Later in his life, Laplace also wrote down the first modern version of Bayes’ mathematical rule that is used today, where causes could be given different prior probabilities:
在他的晚年,拉普拉斯还写下了今天使用的第一个现代版本的贝叶斯数学规则,其中原因可以给予不同的先验概率
On the left-hand side, P denotes the posterior probability of a given cause given an observed event. In the numerator on the right-hand side, H is the probability of an event occurring given that cause, p, is the a priori probability of that cause. In the denominator, S. denotes summation over all possible causes, and H and p now represent the corresponding quantities to those in the numerator, but for each possible cause.

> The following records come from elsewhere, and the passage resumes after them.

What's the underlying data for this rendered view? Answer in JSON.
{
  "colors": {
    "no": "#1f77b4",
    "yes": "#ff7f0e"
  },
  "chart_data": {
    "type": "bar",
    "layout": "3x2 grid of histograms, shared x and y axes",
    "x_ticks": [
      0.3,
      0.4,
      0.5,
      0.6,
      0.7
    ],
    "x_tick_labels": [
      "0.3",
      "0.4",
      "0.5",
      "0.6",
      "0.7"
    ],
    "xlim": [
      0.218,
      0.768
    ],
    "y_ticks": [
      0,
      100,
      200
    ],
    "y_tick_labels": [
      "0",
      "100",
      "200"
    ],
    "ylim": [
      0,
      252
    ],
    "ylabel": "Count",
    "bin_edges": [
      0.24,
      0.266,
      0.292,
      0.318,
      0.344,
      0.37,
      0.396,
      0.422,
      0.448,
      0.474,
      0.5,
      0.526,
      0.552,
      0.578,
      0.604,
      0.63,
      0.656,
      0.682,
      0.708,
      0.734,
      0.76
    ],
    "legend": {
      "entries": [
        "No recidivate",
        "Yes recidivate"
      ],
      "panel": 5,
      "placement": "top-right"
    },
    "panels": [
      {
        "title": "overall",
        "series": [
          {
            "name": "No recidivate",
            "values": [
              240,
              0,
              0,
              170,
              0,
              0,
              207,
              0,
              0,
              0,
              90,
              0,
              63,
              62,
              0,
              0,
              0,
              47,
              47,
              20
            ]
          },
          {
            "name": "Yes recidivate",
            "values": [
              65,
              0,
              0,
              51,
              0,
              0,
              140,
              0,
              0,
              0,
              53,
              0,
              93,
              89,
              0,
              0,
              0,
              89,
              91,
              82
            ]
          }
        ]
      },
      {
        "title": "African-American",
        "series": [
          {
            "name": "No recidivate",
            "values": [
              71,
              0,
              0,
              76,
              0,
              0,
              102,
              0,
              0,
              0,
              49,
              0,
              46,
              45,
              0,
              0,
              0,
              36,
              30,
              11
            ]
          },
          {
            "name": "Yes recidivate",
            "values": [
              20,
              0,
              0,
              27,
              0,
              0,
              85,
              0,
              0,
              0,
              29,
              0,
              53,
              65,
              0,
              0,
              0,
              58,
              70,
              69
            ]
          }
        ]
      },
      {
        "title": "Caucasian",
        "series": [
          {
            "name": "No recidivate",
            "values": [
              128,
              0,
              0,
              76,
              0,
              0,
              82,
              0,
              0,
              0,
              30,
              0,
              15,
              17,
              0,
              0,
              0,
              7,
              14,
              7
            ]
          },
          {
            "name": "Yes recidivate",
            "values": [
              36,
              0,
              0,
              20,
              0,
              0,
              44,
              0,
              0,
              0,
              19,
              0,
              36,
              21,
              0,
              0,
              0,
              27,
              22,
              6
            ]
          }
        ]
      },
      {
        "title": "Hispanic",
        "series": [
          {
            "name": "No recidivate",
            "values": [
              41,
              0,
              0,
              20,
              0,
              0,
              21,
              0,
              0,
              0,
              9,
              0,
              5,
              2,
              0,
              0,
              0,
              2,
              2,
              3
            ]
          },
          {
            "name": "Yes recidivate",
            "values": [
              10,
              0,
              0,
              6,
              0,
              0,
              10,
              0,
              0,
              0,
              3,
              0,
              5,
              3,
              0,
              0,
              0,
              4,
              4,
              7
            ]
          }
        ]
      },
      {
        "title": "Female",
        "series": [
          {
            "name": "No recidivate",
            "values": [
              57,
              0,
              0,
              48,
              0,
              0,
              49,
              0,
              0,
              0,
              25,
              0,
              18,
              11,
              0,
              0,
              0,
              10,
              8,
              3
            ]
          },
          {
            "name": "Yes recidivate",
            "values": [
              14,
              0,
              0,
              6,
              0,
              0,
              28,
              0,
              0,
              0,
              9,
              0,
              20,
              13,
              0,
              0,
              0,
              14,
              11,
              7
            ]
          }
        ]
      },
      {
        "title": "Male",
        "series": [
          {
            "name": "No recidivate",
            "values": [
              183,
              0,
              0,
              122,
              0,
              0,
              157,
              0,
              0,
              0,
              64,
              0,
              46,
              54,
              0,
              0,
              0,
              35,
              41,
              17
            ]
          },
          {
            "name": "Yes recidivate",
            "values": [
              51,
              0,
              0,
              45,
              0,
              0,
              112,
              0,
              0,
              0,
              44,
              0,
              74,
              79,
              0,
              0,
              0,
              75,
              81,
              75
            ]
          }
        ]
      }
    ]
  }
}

在左侧,P 表示在观察到的事件中某一特定原因的后验概率。在右边的分子中,H 是指在该原因下事件发生的概率,p 是该原因的先验概率。 在分母中,S.表示对所有可能的原因进行求和,H 和 p 现在表示针对每个可能的原因,与分子中的量相对应的数量
History has been unfair to Laplace and Price. If they were alive today, the theory would, no doubt, be known as the Bayes–Price–Laplace rule.
历史对拉普拉斯和普莱斯是不公平的。 如果他们今天还活着,这个理论无疑会被称为贝叶斯—普莱斯-拉普拉斯定理。